今回の件は、ヒルデライト広告に味方するぞ」
「わたしは、奴隷商人ですから、なんとかなりますけど、関わりたくないですね」
ここにもロリコンがいたのか、サキュバス美幼女リフリーを使えば、解決するかもし、れないけど、相手は領主よ、リフリーを自分の物にして返さない、なんて事を平気でするのよ、貴族って。
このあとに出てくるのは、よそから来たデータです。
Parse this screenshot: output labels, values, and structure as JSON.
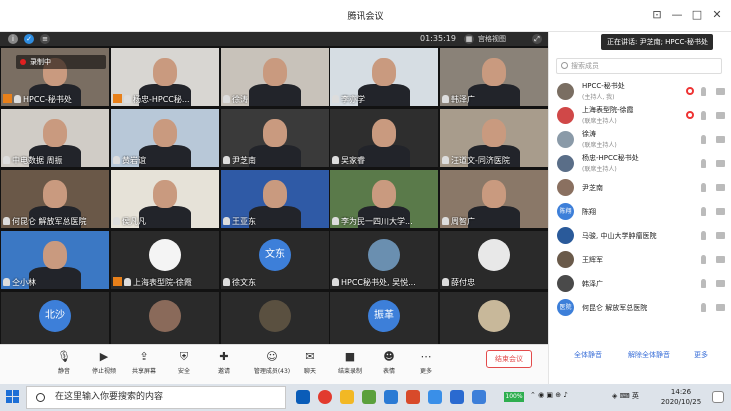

「なぁ、ミヤビよ、どうして、市民ホールにこだわるのだ?」
「ヤッパリ、娯楽を充実させたいからですよ。
芝居と言えば、街頭の辻楽士か、掘っ立て小屋みたいな芝居小屋しかないのですよ、そんな環境では良い役者は育ちませんって」
「ふーん、役者を育てるなら、ダ・デーロにこだわる事はないだろう、別の街ではダメか?
例えば、ダールマイアー領とか」
おっ、そうだよ、ダ・デーロにこだわる必要はなかったんだ、娼館街を作って大繁盛しているダールマイアー領に常設のホールを作ればいいんだ。
娼館に行くのは男性よね、女性向けの芝居を常設で見られる様に、そうなると方向性が問題よね。
イケメン男性を集めて、ミュージカルっぽくしてもよいし、“ずか”みたいに女性だけの芝居。
三つくらいチームを作って、いつ行っても違う演目が見られるのもいいかな、いっそ音楽専門学校を作って役者の卵を養成してみましょうか。
まてまて、ダールマイアー領には孤児院出身者ばかり集めたブラッチェの合奏団があったわよね、ホールが空いている時には彼女達の合奏も良いわよね。
まって、芝居と音楽、それだけじゃ何か足りない ……
「 …… ミヤビよ、考えはまとまったか」
気がつけば全裸のエステファニアさんが、両手を組んでわたしの前に立っている。
「ああ、すいません、早く服を着てください、すいません、わたし考え事をすると、他の事が御留守になっちゃうんで」
ダ・デーロの街は自治都市の設定でしたけど、領主からの影響も受ける、緩い自治と言う設定で。